Les nouveaux territoires de la volupté : l'échangisme

Publié le 17 novembre 2007 par Katrin

Richard Vieille fait partie de ces hommes qui ont eu une curiosité sexuelle précoce et insatiable. Ses amours ne duraient pas plus que trois ans, jusqu’au jour où il rencontre Sarah dont les fantasmes ont le don de le tenir en haleine depuis quinze ans et avec qui il butine dans des soirées échangistes privées. D’abord très culpabilisé vis à vis de ses pulsions, il s’est finalement affranchi de la morale dans l’échangisme. Dans son livre «  Amours plurielles. Echange, mélange et autres pratiques…. », il relate avec authenticité son expérience et ses réflexions personnelles,  sur cette pratique sexuelle, qui s’est démocratisée avec le développement des sex-toys et du sexe sur Internet. Relayé par les médias, surtout par la télévision,  l’échangisme est même devenu un phénomène de mode «branché ». Hors, ce n’est pas si simple que cela, quand l’on sait qu’une telle pratique met en jeu la relation d’un homme et d’une femme (ainsi que toutes leurs contradictions) et que le passage l’acte ne concerne qu’une minorité de couples.
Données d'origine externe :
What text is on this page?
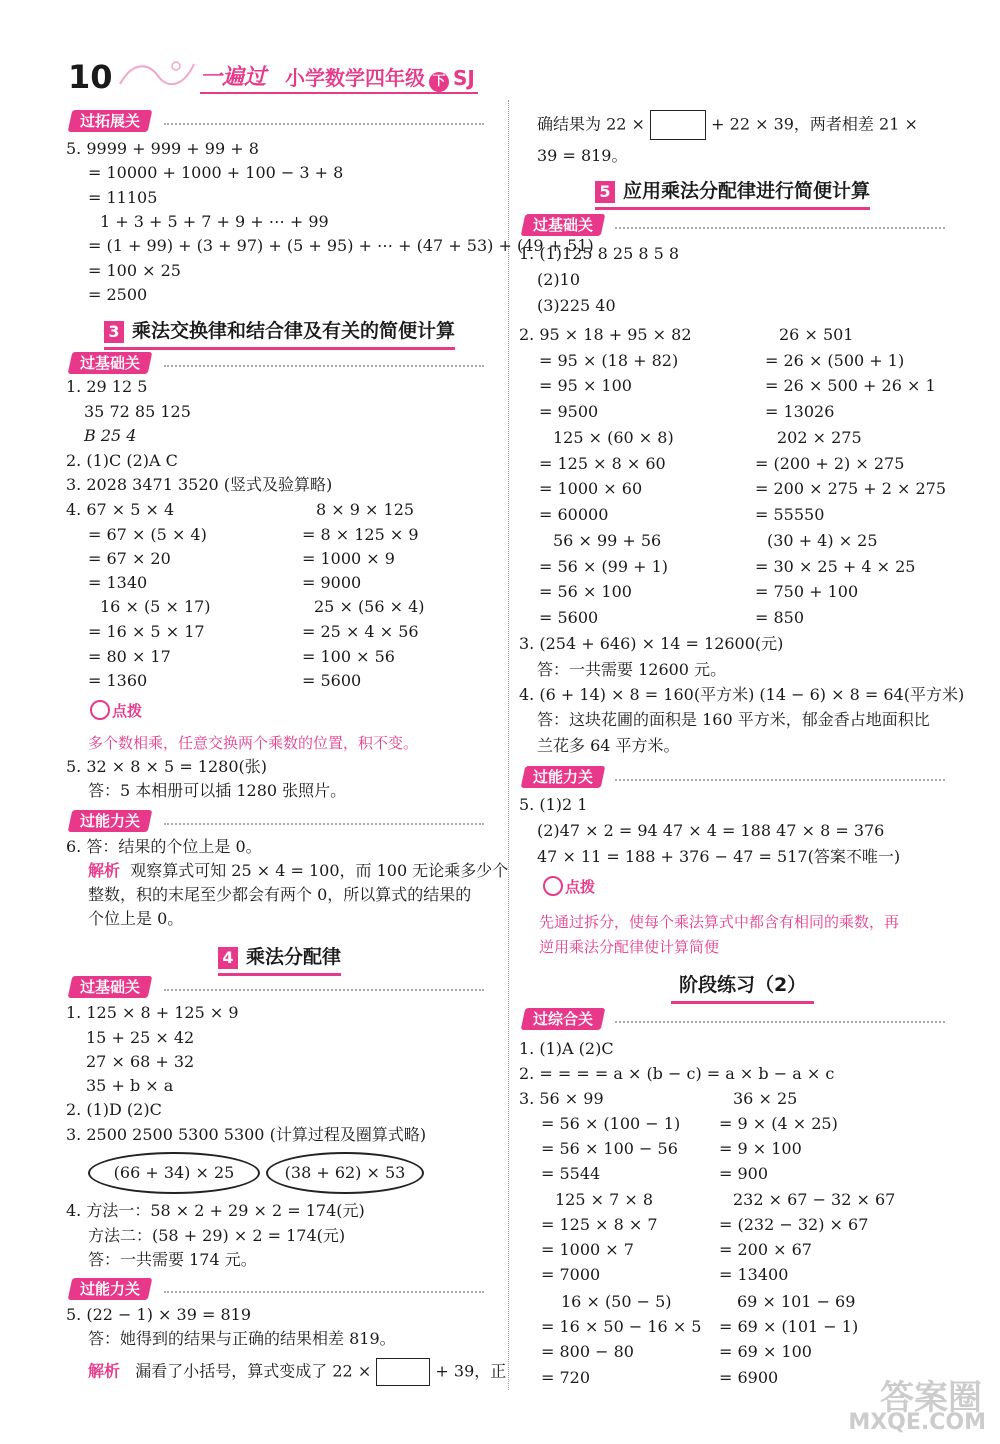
10	一遍过 小学数学四年级 下 SJ
过拓展关
5. 9999 + 999 + 99 + 8
= 10000 + 1000 + 100 − 3 + 8
= 11105
1 + 3 + 5 + 7 + 9 + ⋯ + 99
= (1 + 99) + (3 + 97) + (5 + 95) + ⋯ + (47 + 53) + (49 + 51)
= 100 × 25
= 2500
3 乘法交换律和结合律及有关的简便计算
过基础关
1. 29 12 5
35 72 85 125
B 25 4
2. (1)C (2)A C
3. 2028 3471 3520 (竖式及验算略)
4. 67 × 5 × 4
= 67 × (5 × 4)
= 67 × 20
= 1340
16 × (5 × 17)
= 16 × 5 × 17
= 80 × 17
= 1360
8 × 9 × 125
= 8 × 125 × 9
= 1000 × 9
= 9000
25 × (56 × 4)
= 25 × 4 × 56
= 100 × 56
= 5600
点拨
多个数相乘，任意交换两个乘数的位置，积不变。
5. 32 × 8 × 5 = 1280(张)
答：5 本相册可以插 1280 张照片。
过能力关
6. 答：结果的个位上是 0。
解析 观察算式可知 25 × 4 = 100，而 100 无论乘多少个
整数，积的末尾至少都会有两个 0，所以算式的结果的
个位上是 0。
4 乘法分配律
过基础关
1. 125 × 8 + 125 × 9
15 + 25 × 42
27 × 68 + 32
35 + b × a
2. (1)D (2)C
3. 2500 2500 5300 5300 (计算过程及圈算式略)
(66 + 34) × 25	(38 + 62) × 53
4. 方法一：58 × 2 + 29 × 2 = 174(元)
方法二：(58 + 29) × 2 = 174(元)
答：一共需要 174 元。
过能力关
5. (22 − 1) × 39 = 819
答：她得到的结果与正确的结果相差 819。
解析 漏看了小括号，算式变成了 22 ×	+ 39，正
确结果为 22 ×	+ 22 × 39，两者相差 21 ×
39 = 819。
5 应用乘法分配律进行简便计算
过基础关
1. (1)125 8 25 8 5 8
(2)10
(3)225 40
2. 95 × 18 + 95 × 82
= 95 × (18 + 82)
= 95 × 100
= 9500
125 × (60 × 8)
= 125 × 8 × 60
= 1000 × 60
= 60000
56 × 99 + 56
= 56 × (99 + 1)
= 56 × 100
= 5600
26 × 501
= 26 × (500 + 1)
= 26 × 500 + 26 × 1
= 13026
202 × 275
= (200 + 2) × 275
= 200 × 275 + 2 × 275
= 55550
(30 + 4) × 25
= 30 × 25 + 4 × 25
= 750 + 100
= 850
3. (254 + 646) × 14 = 12600(元)
答：一共需要 12600 元。
4. (6 + 14) × 8 = 160(平方米) (14 − 6) × 8 = 64(平方米)
答：这块花圃的面积是 160 平方米，郁金香占地面积比
兰花多 64 平方米。
过能力关
5. (1)2 1
(2)47 × 2 = 94 47 × 4 = 188 47 × 8 = 376
47 × 11 = 188 + 376 − 47 = 517(答案不唯一)
点拨
先通过拆分，使每个乘法算式中都含有相同的乘数，再
逆用乘法分配律使计算简便
阶段练习（2）
过综合关
1. (1)A (2)C
2. = = = = a × (b − c) = a × b − a × c
3. 56 × 99
= 56 × (100 − 1)
= 56 × 100 − 56
= 5544
125 × 7 × 8
= 125 × 8 × 7
= 1000 × 7
= 7000
16 × (50 − 5)
= 16 × 50 − 16 × 5
= 800 − 80
= 720
36 × 25
= 9 × (4 × 25)
= 9 × 100
= 900
232 × 67 − 32 × 67
= (232 − 32) × 67
= 200 × 67
= 13400
69 × 101 − 69
= 69 × (101 − 1)
= 69 × 100
= 6900
答案圈
MXQE.COM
  C’est tout l’intérêt de ce livre que de montrer que l’échangisme est une voie de dépassement (parmi d’autres) pour s’affranchir de la chape de plomb des normes éducatives et sociales. « Nous avons tous un chemin à mener pour assumer notre engagement sexuel » revendique Richard Vieille. En témoignant de son cheminement personnel, l’auteur a le mérite de  mettre en avant son questionnement et les contradictions qui l’ont assailli avant de franchir le pas.
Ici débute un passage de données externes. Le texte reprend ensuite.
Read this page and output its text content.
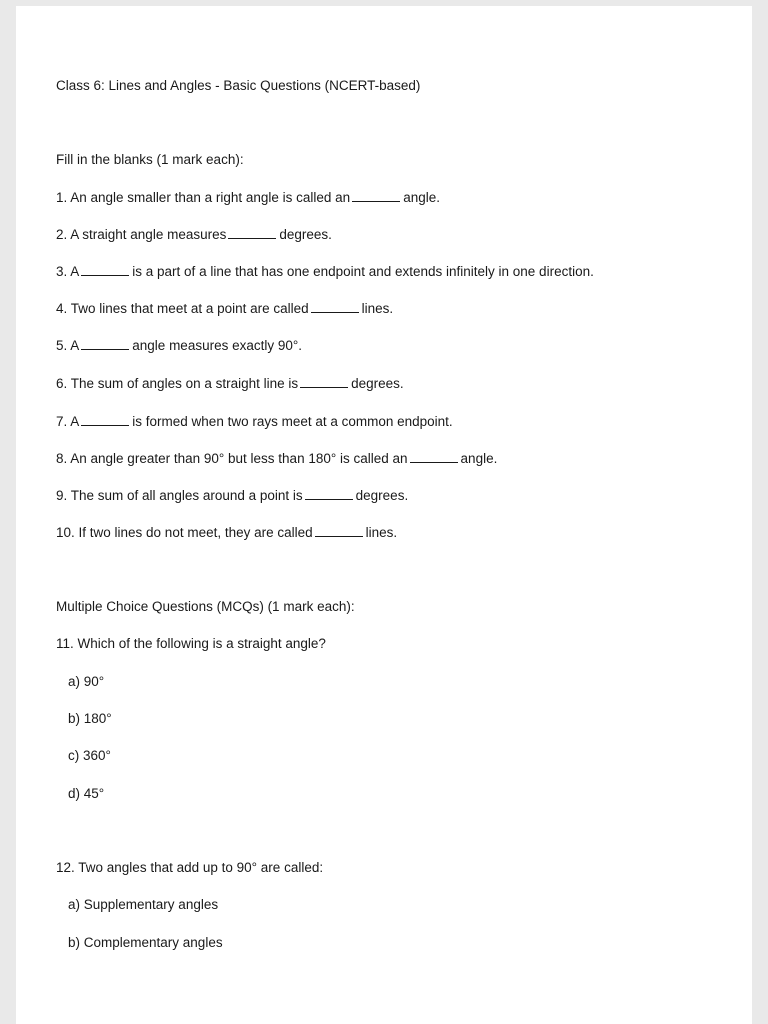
Class 6: Lines and Angles - Basic Questions (NCERT-based)
Fill in the blanks (1 mark each):
1. An angle smaller than a right angle is called an	angle.
2. A straight angle measures	degrees.
3. A	is a part of a line that has one endpoint and extends infinitely in one direction.
4. Two lines that meet at a point are called	lines.
5. A	angle measures exactly 90°.
6. The sum of angles on a straight line is	degrees.
7. A	is formed when two rays meet at a common endpoint.
8. An angle greater than 90° but less than 180° is called an	angle.
9. The sum of all angles around a point is	degrees.
10. If two lines do not meet, they are called	lines.
Multiple Choice Questions (MCQs) (1 mark each):
11. Which of the following is a straight angle?
a) 90°
b) 180°
c) 360°
d) 45°
12. Two angles that add up to 90° are called:
a) Supplementary angles
b) Complementary angles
En effet, comment peut-on se réconcilier avec les pulsions d’un cerveau reptilien, qui vont vers la multiplicité et « l’atmosphère festive des partouzes » quand le discours ambiant est monogamique et centré sur la fidélité ? Comment faire avec cette « obsession sexuelle qui est consubstancielle à l’homme » ? Il suffit d’abord de se retourner vers l’Histoire qui nous montre que la quête du plaisir multiple occupe l’espère humaine depuis les orgies romaines, en passant par le libertinage du XVIII siècle jusqu’à la vague hippie et notre XXI siècle de sexe mercantile. Mais cela ne suffit pas. Il faut avant tout résoudre ce fantasme binaire de la maman et la putain qui hante de nombreux hommes : « on baise avec une salope, on épouse une femme respectable ». En effet, combien d’homme pensent qu’ils ne peuvent pas jouir avec la mère de leurs enfants, comme si la réalisation de certains fantasmes pouvaient nuire à l’amour et exprimer un manque de respect?

Si donc, vous voulez un soir franchir la porte d’un club échangiste, il vous faudra accepter et intégrer cette prise de conscience. Mais attention, il existe un gouffre entre le fantasme et la réalité. Ce fantasme est très présent chez les hommes et ce sont souvent eux d’ailleurs qui proposent à leur partenaire une petite soirée en club, avec l’alibi de  « raviver le désir » et de « rompre la routine » du couple. Sauf que la réalité peut déstabiliser l’homme lui même : sa jouissance peut être capricieuse et il peut ne pas supporter de voir sa femme lui « échapper » et se révéler érotiquement créative dans les bras d’un autre (alors qu’elle ne l’était pas avec lui). L’addiction peut aussi prendre le pas et provoquer un engrenage vers la recherche effrénée d’excitations extrêmes.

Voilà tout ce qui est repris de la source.